No.  Under the plain language of RSA 464-A:25, judicial involvement is not required.  Life sustaining treatment is not one of the four categories of treatment requiring court approval.    Excluding the ability to terminate life sustaining treatment indicates that the legislature did not intend to require prior approval for any other procedures not mentioned.

As other courts addressing end-of-life decision-making for incompetent patients have observed, “[c]ourts are not the proper place to resolve the agonizing personal problems that underlie [*20]  these cases,” Matter of Jobes, 529 A.2d 434, 451 (N.J. 1987), and “the judicial process [is] an unresponsive and cumbersome mechanism for decisions of this nature,” Matter of Welfare of Colyer, 660 P.2d 738, 746 (Wash. 1983) (en banc); see also Matter of Guardianship of L.W., 482 N.W.2d 60, 75 (Wis. 1992) (citing Matter of Welfare of Colyer and Matter of Jobes). The Kentucky Supreme Court has concluded that “it would be logistically impossible to require court approval of every decision to withhold or withdraw life-prolonging treatment.” Woods v. Com., 142 S.W.3d 24, 49 (Ky. 2004).

What Constitutes “Appropriate Circumstances” To Terminate Life Support?

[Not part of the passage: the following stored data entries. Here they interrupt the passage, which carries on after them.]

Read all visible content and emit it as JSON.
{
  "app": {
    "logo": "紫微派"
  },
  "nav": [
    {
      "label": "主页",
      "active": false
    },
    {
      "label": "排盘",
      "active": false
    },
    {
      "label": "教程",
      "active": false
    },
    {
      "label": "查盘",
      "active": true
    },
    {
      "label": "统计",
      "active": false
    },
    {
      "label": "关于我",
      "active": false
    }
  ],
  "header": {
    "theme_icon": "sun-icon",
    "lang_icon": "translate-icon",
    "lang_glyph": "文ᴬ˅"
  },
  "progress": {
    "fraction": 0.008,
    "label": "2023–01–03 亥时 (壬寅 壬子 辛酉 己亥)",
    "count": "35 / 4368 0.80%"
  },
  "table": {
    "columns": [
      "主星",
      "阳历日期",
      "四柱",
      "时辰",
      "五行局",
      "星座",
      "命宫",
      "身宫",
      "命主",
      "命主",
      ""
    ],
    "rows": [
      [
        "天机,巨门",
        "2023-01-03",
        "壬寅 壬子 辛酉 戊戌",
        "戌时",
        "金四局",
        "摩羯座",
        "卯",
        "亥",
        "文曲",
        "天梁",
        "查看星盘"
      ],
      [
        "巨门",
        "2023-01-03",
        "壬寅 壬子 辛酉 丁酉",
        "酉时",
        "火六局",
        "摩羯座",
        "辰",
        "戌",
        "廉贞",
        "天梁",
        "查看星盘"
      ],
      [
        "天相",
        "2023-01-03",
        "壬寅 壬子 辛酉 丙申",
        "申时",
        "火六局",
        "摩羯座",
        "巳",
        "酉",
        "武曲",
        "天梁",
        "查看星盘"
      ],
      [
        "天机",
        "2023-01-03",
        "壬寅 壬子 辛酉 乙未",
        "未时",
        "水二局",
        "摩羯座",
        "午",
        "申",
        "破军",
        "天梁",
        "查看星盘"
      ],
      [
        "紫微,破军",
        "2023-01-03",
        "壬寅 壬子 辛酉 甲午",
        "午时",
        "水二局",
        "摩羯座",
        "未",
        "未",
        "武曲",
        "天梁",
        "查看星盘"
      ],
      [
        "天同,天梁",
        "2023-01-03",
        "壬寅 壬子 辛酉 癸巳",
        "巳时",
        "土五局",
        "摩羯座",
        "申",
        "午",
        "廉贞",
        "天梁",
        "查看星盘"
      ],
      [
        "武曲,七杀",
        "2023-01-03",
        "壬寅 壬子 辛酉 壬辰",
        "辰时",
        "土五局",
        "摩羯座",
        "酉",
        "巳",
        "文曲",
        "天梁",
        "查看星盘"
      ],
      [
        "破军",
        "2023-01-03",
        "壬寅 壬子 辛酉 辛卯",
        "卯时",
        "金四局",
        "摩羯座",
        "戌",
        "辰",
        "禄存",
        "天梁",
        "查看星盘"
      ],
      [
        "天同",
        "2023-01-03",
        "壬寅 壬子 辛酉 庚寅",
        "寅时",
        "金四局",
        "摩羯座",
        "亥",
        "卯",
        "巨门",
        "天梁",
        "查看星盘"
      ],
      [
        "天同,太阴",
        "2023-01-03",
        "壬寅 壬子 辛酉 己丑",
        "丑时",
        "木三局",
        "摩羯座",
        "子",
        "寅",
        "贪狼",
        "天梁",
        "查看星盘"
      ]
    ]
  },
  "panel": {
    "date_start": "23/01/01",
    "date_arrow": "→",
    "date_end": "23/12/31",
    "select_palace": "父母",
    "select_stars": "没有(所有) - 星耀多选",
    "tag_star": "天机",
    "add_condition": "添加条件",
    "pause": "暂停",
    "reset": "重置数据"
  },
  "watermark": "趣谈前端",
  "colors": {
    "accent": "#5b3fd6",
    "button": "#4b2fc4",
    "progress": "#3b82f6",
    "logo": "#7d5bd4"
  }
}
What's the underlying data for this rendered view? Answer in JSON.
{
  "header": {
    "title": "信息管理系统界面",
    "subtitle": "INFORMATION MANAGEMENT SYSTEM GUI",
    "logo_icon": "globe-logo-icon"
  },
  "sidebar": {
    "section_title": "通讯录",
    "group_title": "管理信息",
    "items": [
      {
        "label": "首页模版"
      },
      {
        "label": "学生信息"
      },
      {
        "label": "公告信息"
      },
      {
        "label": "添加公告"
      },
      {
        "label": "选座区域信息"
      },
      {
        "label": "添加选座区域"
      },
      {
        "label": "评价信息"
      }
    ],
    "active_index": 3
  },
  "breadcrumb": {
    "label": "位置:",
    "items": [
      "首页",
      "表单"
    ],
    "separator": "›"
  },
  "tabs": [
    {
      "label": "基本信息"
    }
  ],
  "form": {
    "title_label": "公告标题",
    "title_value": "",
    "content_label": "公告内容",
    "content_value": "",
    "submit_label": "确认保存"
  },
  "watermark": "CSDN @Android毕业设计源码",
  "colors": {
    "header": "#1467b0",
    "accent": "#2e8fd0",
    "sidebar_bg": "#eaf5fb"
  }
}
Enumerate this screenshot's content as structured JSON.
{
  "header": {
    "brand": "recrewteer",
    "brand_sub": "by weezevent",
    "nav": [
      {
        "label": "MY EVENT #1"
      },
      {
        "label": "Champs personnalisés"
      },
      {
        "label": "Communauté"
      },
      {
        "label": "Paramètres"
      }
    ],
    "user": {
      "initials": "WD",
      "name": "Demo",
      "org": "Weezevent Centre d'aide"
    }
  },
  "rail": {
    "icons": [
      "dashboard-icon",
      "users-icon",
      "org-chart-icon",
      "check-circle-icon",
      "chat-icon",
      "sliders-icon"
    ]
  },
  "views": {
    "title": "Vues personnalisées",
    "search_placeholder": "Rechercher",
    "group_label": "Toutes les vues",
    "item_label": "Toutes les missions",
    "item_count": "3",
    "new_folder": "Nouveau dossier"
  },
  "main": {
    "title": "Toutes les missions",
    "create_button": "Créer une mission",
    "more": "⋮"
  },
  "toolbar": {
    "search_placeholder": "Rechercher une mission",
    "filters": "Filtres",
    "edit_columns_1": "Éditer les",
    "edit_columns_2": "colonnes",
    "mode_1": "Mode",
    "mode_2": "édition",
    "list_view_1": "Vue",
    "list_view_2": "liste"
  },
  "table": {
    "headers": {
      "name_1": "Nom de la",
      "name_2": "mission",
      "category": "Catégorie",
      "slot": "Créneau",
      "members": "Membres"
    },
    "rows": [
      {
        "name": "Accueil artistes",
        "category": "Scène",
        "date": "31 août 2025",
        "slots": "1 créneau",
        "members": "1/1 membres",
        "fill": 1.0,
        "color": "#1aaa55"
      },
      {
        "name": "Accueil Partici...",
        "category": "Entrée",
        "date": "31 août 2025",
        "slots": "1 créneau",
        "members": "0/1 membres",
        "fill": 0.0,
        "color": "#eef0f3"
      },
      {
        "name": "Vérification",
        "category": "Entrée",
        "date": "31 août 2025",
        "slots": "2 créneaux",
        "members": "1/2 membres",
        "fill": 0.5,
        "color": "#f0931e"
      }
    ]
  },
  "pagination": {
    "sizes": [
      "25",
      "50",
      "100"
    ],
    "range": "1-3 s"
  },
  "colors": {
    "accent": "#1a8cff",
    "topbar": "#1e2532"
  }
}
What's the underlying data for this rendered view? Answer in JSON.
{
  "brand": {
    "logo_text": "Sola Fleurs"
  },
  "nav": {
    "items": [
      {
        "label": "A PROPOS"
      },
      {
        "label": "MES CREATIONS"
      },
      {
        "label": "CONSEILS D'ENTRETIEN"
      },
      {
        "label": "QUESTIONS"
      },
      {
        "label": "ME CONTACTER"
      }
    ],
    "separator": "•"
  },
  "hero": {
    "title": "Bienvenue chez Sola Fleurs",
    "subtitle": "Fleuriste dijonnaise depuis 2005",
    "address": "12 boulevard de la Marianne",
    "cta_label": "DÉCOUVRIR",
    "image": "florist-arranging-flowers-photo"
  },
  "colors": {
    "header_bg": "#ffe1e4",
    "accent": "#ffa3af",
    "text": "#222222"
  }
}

The New Hampshire Supreme Court declined to decide what standard might apply when a guardian’s decision to remove life support is challenged in court.  However, the court did discuss the various approaches used by other states, specifically the substituted judgment approach, a best interests approach, or some combination of the two.

Substituted Judgment

Under the substituted judgment approach, a surrogate decision maker attempts to establish what decision the patient would make if the patient were competent to do so.

Best Interests Approach

Under the best interests approach, a surrogate decision maker chooses what procedures would be in the patient’s best interests.

Here, the Court noted that the established standards governing fiduciaries apply to guardians.  In addition, a guardian’s authority is neither granted nor exercised without safeguards.  For instance, the decision to remove life support requires implementation by medical personnel, who operate under their own set of legal, as well as professional and ethical, constraints.

The Court concluded that the general power granted to the guardian by statute includes the power to terminate life support and  life-sustaining treatment, in appropriate circumstances, without court approval.

Accordingly, the guardian “may give any necessary consent or approval to enable [L.N.] to receive medical or other professional care, counsel, treatment, or service or may withhold consent for a specific treatment,” including life-sustaining treatment, but excluding “psychosurgery, electro-convulsive therapy, sterilization, or experimental treatment of any kind,” without prior court approval.